Taking a self-inventory, he was covered with cuts, scrapes, and bruises from head to foot.  He was a mess.  He was absolutely filthy and stank like a sewer too.  He was covered in sweat, grim and filth.  He probably had lice.  Lice, the joy of third world dives; such great rewards for saving the world.  He had a sick image of Jean slapping a flea collar on him and giving him a dog bone to chew on.  Apparently his sanity had been the first thing to go for this fight.

            It’s nice to know you still have your sick sense of humor.  He heard Nathan’s voice state in his head as Nathan smirked down at him.

            Well you now know where it comes from, so you can stop blaming your mother for yours.  He replied tiredly back.  He heard Nathan’s mental laugher filter in to his head as a response to that comment.

            “Okay Nathan lay him in the tub gently.”  Jean announced suddenly.  Nathan did like she told him and the steaming hot water was exactly like how Scott pictured heaven.  He just closed his eyes and just sighed.

            “I’m going to the market and getting him another set of cloths.”  He heard Nathan state. 

“Leave your knife.  I’m going to cut him out of these filthy rags.”  He heard Jean respond back.  He then heard the click of the door closing.    He felt his cloths, or what was left of them, getting cut off of him.  The warmth of the tub was starting to take the chill in his body away a bit.  He finally managed to force his eyes open.  When he did Jean was washing him down gently with a washcloth.  She studied him for a moment, and asked, “Do you recognize me Scott?”  He tried to nod yes, but he just didn’t have the energy to move his head.  He tried to send her the thought yes instead.

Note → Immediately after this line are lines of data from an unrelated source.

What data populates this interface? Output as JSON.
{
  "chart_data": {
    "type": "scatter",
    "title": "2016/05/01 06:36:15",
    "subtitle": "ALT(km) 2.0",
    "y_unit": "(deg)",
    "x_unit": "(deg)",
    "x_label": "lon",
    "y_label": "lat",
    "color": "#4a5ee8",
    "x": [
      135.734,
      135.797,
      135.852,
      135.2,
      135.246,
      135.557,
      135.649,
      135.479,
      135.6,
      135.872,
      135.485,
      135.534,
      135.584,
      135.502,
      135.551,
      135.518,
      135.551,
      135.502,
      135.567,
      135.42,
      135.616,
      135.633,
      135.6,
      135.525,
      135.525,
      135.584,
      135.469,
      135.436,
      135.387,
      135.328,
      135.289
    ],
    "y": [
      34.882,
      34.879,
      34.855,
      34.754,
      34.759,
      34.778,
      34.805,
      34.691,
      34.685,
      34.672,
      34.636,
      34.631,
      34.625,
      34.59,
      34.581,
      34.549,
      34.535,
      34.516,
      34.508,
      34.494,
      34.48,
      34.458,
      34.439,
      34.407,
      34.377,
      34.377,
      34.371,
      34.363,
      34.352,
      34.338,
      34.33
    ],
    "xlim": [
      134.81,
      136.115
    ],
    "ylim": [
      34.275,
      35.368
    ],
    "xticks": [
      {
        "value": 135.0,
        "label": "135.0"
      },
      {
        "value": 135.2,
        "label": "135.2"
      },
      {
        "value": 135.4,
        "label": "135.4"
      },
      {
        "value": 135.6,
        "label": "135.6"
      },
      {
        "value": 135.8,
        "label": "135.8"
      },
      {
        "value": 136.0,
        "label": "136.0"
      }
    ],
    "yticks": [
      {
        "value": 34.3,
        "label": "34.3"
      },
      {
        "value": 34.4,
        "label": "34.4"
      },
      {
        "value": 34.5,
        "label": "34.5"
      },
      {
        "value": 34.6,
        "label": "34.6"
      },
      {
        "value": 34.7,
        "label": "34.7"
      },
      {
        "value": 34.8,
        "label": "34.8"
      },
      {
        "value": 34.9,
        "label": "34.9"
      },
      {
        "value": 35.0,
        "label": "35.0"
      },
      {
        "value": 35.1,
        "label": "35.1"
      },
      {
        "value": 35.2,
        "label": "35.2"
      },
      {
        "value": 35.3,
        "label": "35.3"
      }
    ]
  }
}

 Jean just smiled at him, and replied, “That’s good.  I’m going to have to do a deep scan of your mind later to try to assess the damage that monster did, but it can wait until I get you home.  How do you feel?”  Scott tried to send her the mental image of a train running over him a couple of times and then backing over him a couple more.  For some reason that was the thing that finally broke Jean.  “Oh God Scott,” She whispered as she ran her hands through his fitly hair.  She was acting like she didn’t quite believe this was happening and he was there in front of her.  “I really thought I had lost you this time.”  Scott just closed his eyes and sent her an image of a torch that had always fought back the darkness, and always showed him the way home.  Jean took her hands and placed them on either side of his face.  She looked straight in to his eyes, “Remember something Slim, I have no intension of ever letting you go?”

Scott sent her the thought: You never did Red.  You never did. You were always my torch.  My light home.